There are subtle questions here. In the two numerical examples I just gave you, the situation was clear-cut, but suppose now the number of heads is borderline. Suppose we get 468 heads. We reason as follows: 468 is 32 units away from 500, now 32 units means two SEs (one SE being 16), so let's look at the probability of our coin deviating from the expected 500 heads by 32 units or more: it turns out (from the bell curve) to be about 5%, or 0.05. An event with probability 0.05 can be expected to happen 5 times out of 100. You can't quite call it a miracle, but is that probability small? It all depends on the real-life situation. A statistician cannot tell you whether 5% is small or not, all he can tell you is: "Assuming your coin was fair, the probability of getting the kind of result we got (we got 468 heads) is about 5%." It's up to you then to decide whether or not 5% is small enough to warrant the conclusion that the coin is not fair. To consider 5% as small, or to say no, we'll consider small anything below 1%, or below 0.1%, or what have you, is always a policy decision, not a statistician's.

Let's go back to our standard error. Remember that it was the expected difference between the number of heads in N tosses of a fair coin and N/2 (how many heads one expects). This expected difference turned out to be (1/2) square root(N). So if we toss a fair coin 100 times we may expect the number of heads to differ from 50 by about plus or minus 5; if we toss a fair coin 10,000 times we may expect the number of heads to differ from 5,000 by about plus or minus 50, and so on. Notice that the more times we toss the coin, the higher will the expected difference be. So it is NOT true that the more we toss the coin we can expect the number of heads to be closer to half the number of tosses. The truth is contained in the LAW OF LARGE NUMBERS, which says that the RELATIVE difference, that is, the expected difference between the number of heads and half the number of tosses DIVIDED by the total number of tosses, [N(H) - N/2]/N, will become closer and closer to 0 as we increase N. This fundamental result, without which all statistics would be impossible, is due to the fact that the numerator, the expected difference N(H) - N/2, is the standard error, so it is 1/2 times the square root of N, and that square root saves the day! For we have (1/2)square root(N)/N = (1/2)1/square root(N), and 1/square root(N) gets closer and closer to 0 as N gets large.

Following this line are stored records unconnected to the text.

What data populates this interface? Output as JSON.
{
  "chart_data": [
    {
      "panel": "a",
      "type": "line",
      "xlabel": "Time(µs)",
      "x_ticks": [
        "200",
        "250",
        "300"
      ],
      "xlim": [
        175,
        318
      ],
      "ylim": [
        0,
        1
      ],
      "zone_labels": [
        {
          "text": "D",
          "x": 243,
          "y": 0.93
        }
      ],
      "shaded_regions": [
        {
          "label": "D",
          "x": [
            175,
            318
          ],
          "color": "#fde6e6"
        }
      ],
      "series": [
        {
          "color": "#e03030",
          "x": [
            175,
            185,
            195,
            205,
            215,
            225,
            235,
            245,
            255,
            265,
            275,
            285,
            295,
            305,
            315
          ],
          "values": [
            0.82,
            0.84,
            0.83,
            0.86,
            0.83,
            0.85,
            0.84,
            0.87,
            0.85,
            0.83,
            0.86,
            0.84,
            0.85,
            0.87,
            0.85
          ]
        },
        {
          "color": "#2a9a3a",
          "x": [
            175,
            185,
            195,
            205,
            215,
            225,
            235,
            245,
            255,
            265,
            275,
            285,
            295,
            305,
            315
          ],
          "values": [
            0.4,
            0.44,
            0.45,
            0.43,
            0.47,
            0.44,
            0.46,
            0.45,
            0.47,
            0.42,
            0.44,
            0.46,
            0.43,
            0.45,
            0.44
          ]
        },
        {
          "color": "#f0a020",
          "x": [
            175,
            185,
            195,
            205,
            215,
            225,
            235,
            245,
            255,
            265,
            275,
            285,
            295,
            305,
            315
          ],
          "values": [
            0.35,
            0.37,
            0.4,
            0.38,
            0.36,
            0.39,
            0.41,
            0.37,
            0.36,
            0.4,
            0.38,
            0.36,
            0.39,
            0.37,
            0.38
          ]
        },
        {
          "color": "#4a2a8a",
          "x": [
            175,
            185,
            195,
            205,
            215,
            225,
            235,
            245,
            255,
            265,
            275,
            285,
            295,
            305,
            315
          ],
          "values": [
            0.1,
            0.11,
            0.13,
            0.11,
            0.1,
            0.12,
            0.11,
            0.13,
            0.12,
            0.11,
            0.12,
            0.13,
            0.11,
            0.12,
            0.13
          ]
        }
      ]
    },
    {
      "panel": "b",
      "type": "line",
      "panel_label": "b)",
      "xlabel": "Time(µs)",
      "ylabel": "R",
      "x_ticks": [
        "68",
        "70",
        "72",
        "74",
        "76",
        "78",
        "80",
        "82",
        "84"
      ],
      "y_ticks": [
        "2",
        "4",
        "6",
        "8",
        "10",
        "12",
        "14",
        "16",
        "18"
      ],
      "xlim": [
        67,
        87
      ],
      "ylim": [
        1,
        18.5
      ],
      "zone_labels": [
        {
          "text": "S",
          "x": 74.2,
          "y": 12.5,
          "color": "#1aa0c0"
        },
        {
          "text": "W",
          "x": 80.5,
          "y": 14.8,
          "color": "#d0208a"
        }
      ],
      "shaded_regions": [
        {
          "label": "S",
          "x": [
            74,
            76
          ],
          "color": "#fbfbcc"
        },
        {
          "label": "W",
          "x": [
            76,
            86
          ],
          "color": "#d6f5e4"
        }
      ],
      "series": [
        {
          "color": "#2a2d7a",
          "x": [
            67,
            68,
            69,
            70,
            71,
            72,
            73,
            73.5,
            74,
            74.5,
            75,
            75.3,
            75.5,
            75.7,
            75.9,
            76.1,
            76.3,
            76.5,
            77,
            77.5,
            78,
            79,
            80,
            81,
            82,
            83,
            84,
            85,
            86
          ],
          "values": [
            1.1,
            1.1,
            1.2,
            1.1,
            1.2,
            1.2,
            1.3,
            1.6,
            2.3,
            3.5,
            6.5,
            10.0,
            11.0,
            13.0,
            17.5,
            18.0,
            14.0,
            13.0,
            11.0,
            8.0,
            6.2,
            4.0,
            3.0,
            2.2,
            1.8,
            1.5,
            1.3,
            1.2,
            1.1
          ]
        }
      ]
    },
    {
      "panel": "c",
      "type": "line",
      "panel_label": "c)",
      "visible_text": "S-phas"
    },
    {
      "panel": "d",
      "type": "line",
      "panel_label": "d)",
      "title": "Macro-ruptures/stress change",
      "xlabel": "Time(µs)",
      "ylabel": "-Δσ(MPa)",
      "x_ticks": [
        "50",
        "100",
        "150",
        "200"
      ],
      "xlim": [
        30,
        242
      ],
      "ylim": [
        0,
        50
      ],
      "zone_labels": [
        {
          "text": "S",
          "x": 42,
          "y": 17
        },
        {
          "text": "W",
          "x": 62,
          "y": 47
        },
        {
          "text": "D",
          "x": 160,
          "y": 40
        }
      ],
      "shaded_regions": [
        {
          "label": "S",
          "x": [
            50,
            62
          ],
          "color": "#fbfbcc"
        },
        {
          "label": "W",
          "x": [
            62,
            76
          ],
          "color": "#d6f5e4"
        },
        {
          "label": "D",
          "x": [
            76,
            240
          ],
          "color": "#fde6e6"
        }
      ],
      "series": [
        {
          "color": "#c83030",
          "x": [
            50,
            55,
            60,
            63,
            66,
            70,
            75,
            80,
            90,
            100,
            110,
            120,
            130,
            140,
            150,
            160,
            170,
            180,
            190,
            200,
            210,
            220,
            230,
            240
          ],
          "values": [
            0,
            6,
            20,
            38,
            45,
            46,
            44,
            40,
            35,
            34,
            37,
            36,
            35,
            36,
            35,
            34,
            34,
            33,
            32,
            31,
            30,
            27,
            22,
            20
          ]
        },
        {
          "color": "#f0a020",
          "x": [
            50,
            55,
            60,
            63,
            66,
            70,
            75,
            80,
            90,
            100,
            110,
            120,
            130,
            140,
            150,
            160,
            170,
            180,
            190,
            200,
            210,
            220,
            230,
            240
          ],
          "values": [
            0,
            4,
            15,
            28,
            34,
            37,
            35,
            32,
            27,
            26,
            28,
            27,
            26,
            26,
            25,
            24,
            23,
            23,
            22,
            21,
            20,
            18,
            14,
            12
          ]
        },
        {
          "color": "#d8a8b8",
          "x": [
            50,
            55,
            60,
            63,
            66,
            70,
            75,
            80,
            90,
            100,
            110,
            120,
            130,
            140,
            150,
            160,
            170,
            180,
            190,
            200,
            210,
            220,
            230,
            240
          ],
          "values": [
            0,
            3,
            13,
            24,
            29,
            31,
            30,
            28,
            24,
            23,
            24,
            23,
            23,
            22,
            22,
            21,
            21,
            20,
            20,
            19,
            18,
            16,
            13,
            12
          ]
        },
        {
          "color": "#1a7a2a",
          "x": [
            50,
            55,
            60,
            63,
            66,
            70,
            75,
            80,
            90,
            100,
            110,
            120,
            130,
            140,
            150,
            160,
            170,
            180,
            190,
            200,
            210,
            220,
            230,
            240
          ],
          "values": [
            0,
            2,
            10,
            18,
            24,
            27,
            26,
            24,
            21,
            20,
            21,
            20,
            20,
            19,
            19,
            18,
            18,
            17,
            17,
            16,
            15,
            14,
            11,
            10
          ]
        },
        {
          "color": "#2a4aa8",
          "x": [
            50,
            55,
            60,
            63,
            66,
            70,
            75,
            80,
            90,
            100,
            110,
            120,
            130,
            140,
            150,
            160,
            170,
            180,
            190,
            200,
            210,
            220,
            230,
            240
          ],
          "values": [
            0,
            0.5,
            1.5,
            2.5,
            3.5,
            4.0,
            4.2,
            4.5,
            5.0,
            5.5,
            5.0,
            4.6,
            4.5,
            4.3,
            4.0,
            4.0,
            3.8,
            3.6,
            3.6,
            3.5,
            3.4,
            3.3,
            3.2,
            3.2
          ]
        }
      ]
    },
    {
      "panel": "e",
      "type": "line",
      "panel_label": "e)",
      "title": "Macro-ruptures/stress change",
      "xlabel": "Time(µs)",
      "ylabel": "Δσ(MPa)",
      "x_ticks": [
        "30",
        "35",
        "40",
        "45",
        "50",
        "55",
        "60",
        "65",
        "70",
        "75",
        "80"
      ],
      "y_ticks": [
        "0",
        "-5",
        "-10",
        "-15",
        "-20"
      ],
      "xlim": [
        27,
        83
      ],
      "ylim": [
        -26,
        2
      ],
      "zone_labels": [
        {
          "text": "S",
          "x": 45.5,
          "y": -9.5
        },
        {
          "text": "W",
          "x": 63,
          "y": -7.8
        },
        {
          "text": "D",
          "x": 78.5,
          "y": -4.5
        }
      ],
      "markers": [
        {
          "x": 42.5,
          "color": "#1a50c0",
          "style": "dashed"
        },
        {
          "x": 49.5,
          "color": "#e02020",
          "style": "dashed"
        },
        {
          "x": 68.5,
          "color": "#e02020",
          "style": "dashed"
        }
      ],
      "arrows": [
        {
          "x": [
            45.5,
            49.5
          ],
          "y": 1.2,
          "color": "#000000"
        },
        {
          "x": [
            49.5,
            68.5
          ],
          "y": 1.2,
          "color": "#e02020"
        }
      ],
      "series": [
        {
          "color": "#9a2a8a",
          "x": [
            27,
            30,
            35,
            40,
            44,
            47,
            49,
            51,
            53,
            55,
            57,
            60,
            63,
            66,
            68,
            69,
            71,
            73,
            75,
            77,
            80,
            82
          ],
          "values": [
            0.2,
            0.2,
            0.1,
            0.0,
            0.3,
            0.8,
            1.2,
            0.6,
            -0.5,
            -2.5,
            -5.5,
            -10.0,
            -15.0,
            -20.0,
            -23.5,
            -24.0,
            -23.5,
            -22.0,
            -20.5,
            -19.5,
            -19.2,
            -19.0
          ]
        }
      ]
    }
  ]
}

Let's see how this works with polls. Suppose you are working for Teresita Balboa, running for the Senate from New York, and you want to poll the voters to predict the outcome; but Ms Balboa is running on a shoestring, so you decide to take a sample of just 100 voters in the state, and ask them how they are going to vote. Several comments here: first, polling people is expensive, and that's why no one ever polls all the voters; the larger the sample, the more expensive the procedure will be. Secondly, the way one chooses the sample is crucial; the most famous cases where polls went wrong (Roosevelt vs Landon, Truman vs Dewey) were based on faulty samples. What is a faulty sample, or in technical terms, a biased sample? If we take a sample of 100 voters in New York, it may be biased because it contains a disproportionate number of Republicans or Democrats. If we select our sample by looking a directory of a teachers' union, for example, we may be confident that we'll choose more Democrats than if we were to select our sample by looking at the membership roster of the most expensive golf club; indeed, we would get too many Democrats compared to the whole state, which will make our predictions unreliable. How to choose samples is a difficult art or science, an important part of statistics, but we have no time to dwell on it.